A spokesman for the society said: "The pandas would be one of a number of Chinese species we have. We like to care for those from a mountain environment at Kincraig.

"The experience gained at Kincraig was a very important part of the negotiation process. We always push the point that we already care successfully for Chinese species such as kiang and goral, and we already have red pandas there.

"Our mishmi takin recently produced offspring for the first time, and of course, that is an important thing for the giant panda breeding programme.

Officials at Edinburgh Zoo have reached agreement with the Chinese Government to look after a breeding pair of giant pandas.

"There are also similarities between the climates of Scotland and the Chinese mountains, and that is maybe one of the reasons they seem to do so well here."

The society regularly sends keepers from Edinburgh Zoo and other parks to Kincraig, and vice versa, to help share experience in the husbandry of the non-native species they care for.

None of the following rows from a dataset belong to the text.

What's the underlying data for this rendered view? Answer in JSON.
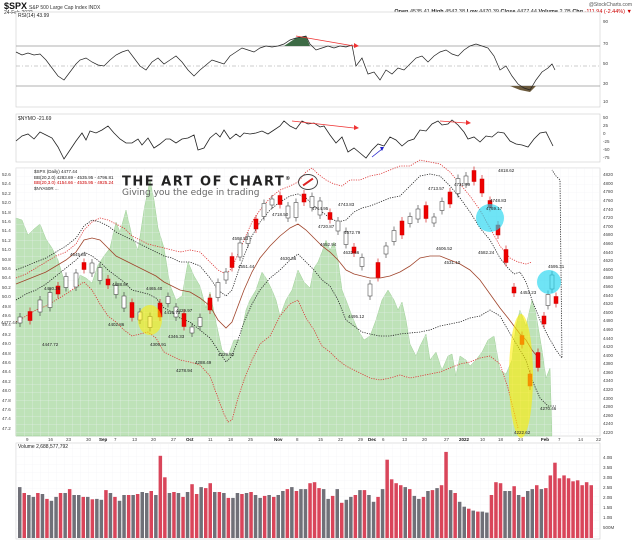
{
  "header": {
    "symbol": "$SPX",
    "name": "S&P 500 Large Cap Index  INDX",
    "date": "24-Feb-2022",
    "brand": "@StockCharts.com",
    "open_label": "Open",
    "open": "4535.41",
    "high_label": "High",
    "high": "4542.38",
    "low_label": "Low",
    "low": "4470.39",
    "close_label": "Close",
    "close": "4477.44",
    "volume_label": "Volume",
    "volume": "2.7B",
    "chg_label": "Chg",
    "chg": "-111.94 (-2.44%)"
  },
  "panels": {
    "rsi_label": "RSI(14) 43.99",
    "nymo_label": "$NYMO -21.69",
    "price_legend": [
      "$SPX (Daily) 4477.44",
      "BB(20,2.0) 4283.69 - 4535.95 - 4796.81",
      "BB(20,3.0) 4154.66 - 4535.95 - 4925.24",
      "$NYA50R ..."
    ],
    "volume_label": "Volume 2,688,577,792"
  },
  "logo": {
    "title": "THE ART OF CHART",
    "reg": "®",
    "tagline": "Giving you the edge in trading"
  },
  "chart_data": [
    {
      "type": "line",
      "title": "RSI(14)",
      "value": 43.99,
      "ylim": [
        0,
        100
      ],
      "y_ticks": [
        90,
        70,
        50,
        30,
        10
      ],
      "reference_lines": [
        70,
        50,
        30
      ],
      "annotations": [
        "Red arrow showing negative divergence from mid-Nov high toward early Dec"
      ]
    },
    {
      "type": "line",
      "title": "$NYMO",
      "value": -21.69,
      "y_ticks": [
        50,
        25,
        0,
        -25,
        -50,
        -75
      ],
      "annotations": [
        "Red arrow negative divergence Nov",
        "Blue arrow positive divergence early Dec",
        "Red arrow early Jan"
      ]
    },
    {
      "type": "candlestick",
      "title": "$SPX (Daily) 4477.44",
      "ylim": [
        4220,
        4830
      ],
      "y_ticks_right": [
        4820,
        4800,
        4780,
        4760,
        4740,
        4720,
        4700,
        4680,
        4660,
        4640,
        4620,
        4600,
        4580,
        4560,
        4540,
        4520,
        4500,
        4480,
        4460,
        4440,
        4420,
        4400,
        4380,
        4360,
        4340,
        4320,
        4300,
        4280,
        4260,
        4240,
        4220
      ],
      "y_ticks_left": [
        52.6,
        52.4,
        52.2,
        52.0,
        51.8,
        51.6,
        51.4,
        51.2,
        51.0,
        50.8,
        50.6,
        50.4,
        50.2,
        50.0,
        49.8,
        49.6,
        49.4,
        49.2,
        49.0,
        48.8,
        48.6,
        48.4,
        48.2,
        48.0,
        47.8,
        47.6,
        47.4,
        47.2
      ],
      "price_tag_left": "4477.44",
      "x_labels": [
        "9",
        "16",
        "23",
        "30",
        "Sep",
        "7",
        "13",
        "20",
        "27",
        "Oct",
        "11",
        "18",
        "25",
        "Nov",
        "8",
        "15",
        "22",
        "29",
        "Dec",
        "6",
        "13",
        "20",
        "27",
        "2022",
        "10",
        "18",
        "24",
        "Feb",
        "7",
        "14",
        "22"
      ],
      "price_labels": [
        {
          "label": "4480.26",
          "approx_date": "Aug 2"
        },
        {
          "label": "4545.85",
          "approx_date": "Sep 2"
        },
        {
          "label": "4488.87",
          "approx_date": "Sep 13"
        },
        {
          "label": "4447.72",
          "approx_date": "Aug 19"
        },
        {
          "label": "4402.86",
          "approx_date": "Sep 14"
        },
        {
          "label": "4465.40",
          "approx_date": "Sep 23"
        },
        {
          "label": "4305.91",
          "approx_date": "Sep 20"
        },
        {
          "label": "4346.33",
          "approx_date": "Sep 30"
        },
        {
          "label": "4429.97",
          "approx_date": "Oct 7"
        },
        {
          "label": "4415.73",
          "approx_date": "Oct 5"
        },
        {
          "label": "4278.94",
          "approx_date": "Oct 4"
        },
        {
          "label": "4288.49",
          "approx_date": "Oct 6"
        },
        {
          "label": "4329.92",
          "approx_date": "Oct 13"
        },
        {
          "label": "4598.53",
          "approx_date": "Oct 26"
        },
        {
          "label": "4551.44",
          "approx_date": "Oct 27"
        },
        {
          "label": "4718.50",
          "approx_date": "Nov 5"
        },
        {
          "label": "4630.86",
          "approx_date": "Nov 10"
        },
        {
          "label": "4714.95",
          "approx_date": "Nov 16"
        },
        {
          "label": "4743.83",
          "approx_date": "Nov 22"
        },
        {
          "label": "4720.87",
          "approx_date": "Nov 23"
        },
        {
          "label": "4672.79",
          "approx_date": "Nov 23"
        },
        {
          "label": "4652.94",
          "approx_date": "Nov 26"
        },
        {
          "label": "4632.66",
          "approx_date": "Nov 26"
        },
        {
          "label": "4495.12",
          "approx_date": "Dec 1"
        },
        {
          "label": "4713.57",
          "approx_date": "Dec 10"
        },
        {
          "label": "4731.99",
          "approx_date": "Dec 13"
        },
        {
          "label": "4606.52",
          "approx_date": "Dec 16"
        },
        {
          "label": "4531.10",
          "approx_date": "Dec 20"
        },
        {
          "label": "4818.62",
          "approx_date": "Jan 4"
        },
        {
          "label": "4769.17",
          "approx_date": "Jan 5"
        },
        {
          "label": "4748.83",
          "approx_date": "Jan 12"
        },
        {
          "label": "4582.24",
          "approx_date": "Jan 14"
        },
        {
          "label": "4453.23",
          "approx_date": "Jan 21"
        },
        {
          "label": "4222.62",
          "approx_date": "Jan 24"
        },
        {
          "label": "4270.46",
          "approx_date": "Jan 28"
        },
        {
          "label": "4595.31",
          "approx_date": "Feb 2"
        }
      ],
      "overlays": [
        "BB(20,2.0) black dotted",
        "BB(20,3.0) red dotted",
        "20 MA brown",
        "$NYA50R green area (left axis)"
      ],
      "highlights": [
        "yellow ellipse Sep 20",
        "yellow ellipse Jan 24",
        "cyan circle Jan 12",
        "cyan circle Feb 2"
      ]
    },
    {
      "type": "bar",
      "title": "Volume 2,688,577,792",
      "y_ticks": [
        "4.0B",
        "3.5B",
        "3.0B",
        "2.5B",
        "2.0B",
        "1.5B",
        "1.0B",
        "500M"
      ],
      "values_billions": [
        2.6,
        2.3,
        2.2,
        2.1,
        2.3,
        2.25,
        2.0,
        1.9,
        2.1,
        2.3,
        2.3,
        2.5,
        2.2,
        2.2,
        2.1,
        2.1,
        1.98,
        2.0,
        1.95,
        2.45,
        2.3,
        2.1,
        1.9,
        2.2,
        2.2,
        2.2,
        2.25,
        2.35,
        2.3,
        2.4,
        2.2,
        4.2,
        3.1,
        2.3,
        2.35,
        2.3,
        2.1,
        2.35,
        2.75,
        2.25,
        2.6,
        2.55,
        2.8,
        2.35,
        2.35,
        2.3,
        2.05,
        2.05,
        2.3,
        2.25,
        2.3,
        2.35,
        2.2,
        2.05,
        2.15,
        2.2,
        2.1,
        2.2,
        2.4,
        2.5,
        2.6,
        2.4,
        2.5,
        2.5,
        2.8,
        2.85,
        2.55,
        2.5,
        2.0,
        2.15,
        2.5,
        1.8,
        1.95,
        2.1,
        2.2,
        2.45,
        2.45,
        2.2,
        1.85,
        2.1,
        2.5,
        4.0,
        3.0,
        2.8,
        2.7,
        2.6,
        2.5,
        2.15,
        2.0,
        2.1,
        2.4,
        2.45,
        2.55,
        2.7,
        4.4,
        2.45,
        2.3,
        1.85,
        1.6,
        1.5,
        1.4,
        1.35,
        1.35,
        1.3,
        2.2,
        2.85,
        2.8,
        2.4,
        2.4,
        2.65,
        2.2,
        2.1,
        2.4,
        2.5,
        2.7,
        2.5,
        2.55,
        3.2,
        3.85,
        3.05,
        3.2,
        3.05,
        2.9,
        2.95,
        2.7,
        2.85,
        2.7
      ],
      "colors": {
        "down": "#d9455a",
        "up": "#707078"
      }
    }
  ]
}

This week a squadron from the Royal Engineers completed work on a new enclosure for the park's latest new Chinese arrivals – a group of Bactrian camels, a species said to be more endangered than the giant panda.

One male and three female camels are expected to be transferred from Edinburgh Zoo next month, and will make their home in a new camel house constructed over the past fortnight by Five Squadron of the Royal Engineers.

Bactrian camels take their name from the region near Iran where they were domesticated, and Staff Sergeant Ritch Hines was amused that he and his men should spend their time home in Britain building a house for camels.

"We have just come back from Iraq, so it's ironic that after six months in the desert, we have been asked to build a home for some camels," he said.

Two-humped Bactrian, or Asian, camels are believed to have been the ancestors of the more familiar one-humped Arabian camel, and are now thought to be all but extinct in the wild.

Today only 400 to 900 are said to survive in China, Tibet and Mongolia, but a captive breeding programme has been running in zoos for several years to help preserve the species.